A federal appeals court on Wednesday blocked a federal judge in Utah from handing control of a communal land trust back to leaders of Warren Jeffs' polygamous church.
The stay issued by the Denver-based 10th Circuit Court of Appeals also halted a dispute between Utah's 3rd District Court Judge Denise Lindberg and U.S. District Court Judge Dee Benson, who disagree about management of the United Effort Plan trust.
Valued at $114 million, the trust holds the land and homes of Fundamentalist Church of Jesus Christ of Latter Day Saints members in Colorado City, Ariz.; Hildale, Utah; and Bountiful, British Columbia.
Utah courts seized control of the trust in 2005 after amid allegations of mismanagement, including that Jeffs and other church leaders had used it for their own benefit and left its holdings vulnerable to liquidation through default judgments in civil lawsuits.
The next year, a state judge allowed the trust to be stripped of its religious tenets and opened its class of beneficiaries to former church members. Some 6,000 of the church's 10,000 members then sued in federal court.
The FLDS have sued in both state and federal courts to regain control of the properties. The sect believes communal living is a religious principle and formed the trust in the 1940s so that faithful members could share its assets.
In February, Benson ruled that Utah's actions amounted to a government takeover that violated the religious rights of the church.
Appeals of the ruling have been filed by the attorneys general of Utah and Arizona and by attorneys for Bruce Wisan, the Lindberg-appointed accountant who currently manages the trust. An attorney representing Lindberg has also appealed.

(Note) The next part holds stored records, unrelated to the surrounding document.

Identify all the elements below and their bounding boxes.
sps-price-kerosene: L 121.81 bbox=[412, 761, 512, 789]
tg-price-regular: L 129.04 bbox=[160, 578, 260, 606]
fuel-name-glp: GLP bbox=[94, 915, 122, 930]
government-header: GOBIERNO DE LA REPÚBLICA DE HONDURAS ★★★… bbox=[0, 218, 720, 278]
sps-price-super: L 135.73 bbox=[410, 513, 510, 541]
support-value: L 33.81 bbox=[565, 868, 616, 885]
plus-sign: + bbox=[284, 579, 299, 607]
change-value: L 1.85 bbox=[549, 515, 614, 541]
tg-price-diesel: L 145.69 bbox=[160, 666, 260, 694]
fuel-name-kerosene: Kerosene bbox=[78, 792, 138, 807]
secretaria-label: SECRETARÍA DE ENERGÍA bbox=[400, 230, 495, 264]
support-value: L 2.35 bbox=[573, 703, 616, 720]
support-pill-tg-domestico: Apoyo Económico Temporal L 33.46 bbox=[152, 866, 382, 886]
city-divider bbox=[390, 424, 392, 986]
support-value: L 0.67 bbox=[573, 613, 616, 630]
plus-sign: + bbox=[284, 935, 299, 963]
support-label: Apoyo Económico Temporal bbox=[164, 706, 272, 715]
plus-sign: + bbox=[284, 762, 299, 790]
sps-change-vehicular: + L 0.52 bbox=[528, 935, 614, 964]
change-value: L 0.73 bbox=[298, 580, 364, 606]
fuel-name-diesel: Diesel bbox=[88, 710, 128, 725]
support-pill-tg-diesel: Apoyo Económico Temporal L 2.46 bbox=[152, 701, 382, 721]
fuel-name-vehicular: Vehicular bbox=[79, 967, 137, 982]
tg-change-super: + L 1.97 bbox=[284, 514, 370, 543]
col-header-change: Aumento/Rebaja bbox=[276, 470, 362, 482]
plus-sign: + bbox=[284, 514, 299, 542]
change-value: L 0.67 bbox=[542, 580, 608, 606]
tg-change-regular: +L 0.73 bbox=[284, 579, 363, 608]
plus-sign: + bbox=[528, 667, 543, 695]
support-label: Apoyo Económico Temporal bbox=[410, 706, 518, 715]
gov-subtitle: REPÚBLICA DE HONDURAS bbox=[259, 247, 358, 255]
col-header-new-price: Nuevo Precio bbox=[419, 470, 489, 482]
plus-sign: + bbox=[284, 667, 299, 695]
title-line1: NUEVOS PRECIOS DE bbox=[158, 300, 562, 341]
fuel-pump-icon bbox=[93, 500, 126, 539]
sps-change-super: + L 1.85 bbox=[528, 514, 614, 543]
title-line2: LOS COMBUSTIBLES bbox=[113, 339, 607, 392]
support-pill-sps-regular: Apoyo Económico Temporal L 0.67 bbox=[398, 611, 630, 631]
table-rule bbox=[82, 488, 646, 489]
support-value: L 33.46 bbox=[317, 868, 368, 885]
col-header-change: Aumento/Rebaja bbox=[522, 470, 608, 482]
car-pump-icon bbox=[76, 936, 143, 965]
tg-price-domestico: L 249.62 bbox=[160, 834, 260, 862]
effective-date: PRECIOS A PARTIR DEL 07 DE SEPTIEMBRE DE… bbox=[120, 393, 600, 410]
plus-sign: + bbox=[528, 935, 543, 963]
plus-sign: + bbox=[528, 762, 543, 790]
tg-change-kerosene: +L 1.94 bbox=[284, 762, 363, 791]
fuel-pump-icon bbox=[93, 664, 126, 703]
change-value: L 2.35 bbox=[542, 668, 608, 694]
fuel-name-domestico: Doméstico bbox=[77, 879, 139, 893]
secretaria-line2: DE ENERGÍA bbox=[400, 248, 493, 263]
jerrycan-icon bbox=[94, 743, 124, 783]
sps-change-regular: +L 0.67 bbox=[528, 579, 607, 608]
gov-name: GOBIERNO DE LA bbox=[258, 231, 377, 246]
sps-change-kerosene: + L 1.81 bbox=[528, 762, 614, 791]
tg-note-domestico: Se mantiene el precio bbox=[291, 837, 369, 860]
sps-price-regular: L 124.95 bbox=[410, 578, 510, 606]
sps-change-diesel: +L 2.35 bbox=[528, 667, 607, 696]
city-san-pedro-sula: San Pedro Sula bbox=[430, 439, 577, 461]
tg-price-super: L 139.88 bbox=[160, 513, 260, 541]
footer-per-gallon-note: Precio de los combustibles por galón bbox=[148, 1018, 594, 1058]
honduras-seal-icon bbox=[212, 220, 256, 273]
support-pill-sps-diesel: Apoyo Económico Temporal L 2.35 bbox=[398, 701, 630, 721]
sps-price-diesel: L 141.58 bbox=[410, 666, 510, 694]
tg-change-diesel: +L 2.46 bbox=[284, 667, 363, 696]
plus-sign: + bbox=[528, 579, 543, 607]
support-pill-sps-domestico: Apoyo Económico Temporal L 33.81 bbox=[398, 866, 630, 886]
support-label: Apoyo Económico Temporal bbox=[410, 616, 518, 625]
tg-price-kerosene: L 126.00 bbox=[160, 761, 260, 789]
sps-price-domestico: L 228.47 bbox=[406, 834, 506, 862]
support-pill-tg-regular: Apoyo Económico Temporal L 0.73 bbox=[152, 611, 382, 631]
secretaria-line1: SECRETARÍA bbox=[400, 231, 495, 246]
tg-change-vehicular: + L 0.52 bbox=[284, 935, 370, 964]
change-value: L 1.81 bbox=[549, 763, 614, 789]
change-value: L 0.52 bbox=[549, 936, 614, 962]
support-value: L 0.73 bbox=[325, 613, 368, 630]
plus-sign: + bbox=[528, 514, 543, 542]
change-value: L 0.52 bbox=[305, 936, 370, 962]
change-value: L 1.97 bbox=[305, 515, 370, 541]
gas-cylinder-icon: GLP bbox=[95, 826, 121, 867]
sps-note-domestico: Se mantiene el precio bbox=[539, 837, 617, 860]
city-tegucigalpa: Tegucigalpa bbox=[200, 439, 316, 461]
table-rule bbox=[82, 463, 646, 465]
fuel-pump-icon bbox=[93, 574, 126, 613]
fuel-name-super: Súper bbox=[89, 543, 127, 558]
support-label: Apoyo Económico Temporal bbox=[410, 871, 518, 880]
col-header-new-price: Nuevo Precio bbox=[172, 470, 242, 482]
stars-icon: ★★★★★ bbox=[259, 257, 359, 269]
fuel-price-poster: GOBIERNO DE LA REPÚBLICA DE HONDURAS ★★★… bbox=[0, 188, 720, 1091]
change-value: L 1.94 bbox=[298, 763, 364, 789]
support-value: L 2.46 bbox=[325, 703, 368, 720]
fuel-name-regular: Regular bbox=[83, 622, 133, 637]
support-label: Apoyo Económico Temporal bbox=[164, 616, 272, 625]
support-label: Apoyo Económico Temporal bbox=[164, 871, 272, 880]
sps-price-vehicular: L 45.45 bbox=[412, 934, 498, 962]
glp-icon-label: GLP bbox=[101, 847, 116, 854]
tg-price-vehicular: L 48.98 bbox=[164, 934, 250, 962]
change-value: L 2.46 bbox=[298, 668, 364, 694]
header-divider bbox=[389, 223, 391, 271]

The parties believe Benson has overstepped his authority and that a federal court may not have the right to overturn the decisions by a state judge.
The appeals court stay blocked Benson's injunction, which turned management of the trust back to church bishops, including Jeffs' brother, Lyle Jeffs.
The stay will likely remain in place until appeals of Benson's ruling is heard and decided by a panel of judges. No schedule has been set by the courts for the filing or written arguments, nor has a hearing date been set.
FLDS attorney Rod Parker said he wasn't surprised that the appeals court issued the stay.
Lindberg has also placed a voluntary hold on all but essential trust management activity while the federal court appeal is decided.
"As long as that's construed narrowly, probably not much will change," Parker said.
Jeffs Shields, an attorney who represents Wisan, said the stay is an appropriate response to Benson's "radical" injunction.
"We think the 10th Circuit did the prudent thing, and I think everybody's rights will be protected in the interim," Shields said.
President of the church since 2002, the 55-year-old Jeffs has spent most of the last four years behind bars. He was arrested in 2006 and convicted the next year on Utah charges of rape as an accomplice.
The conviction was later overturned, and Jeffs was extradited to Texas where he faces two trials on bigamy and sexual assault charges, which stem from alleged relationships with underage girls. A court has entered no guilty pleas on his behalf.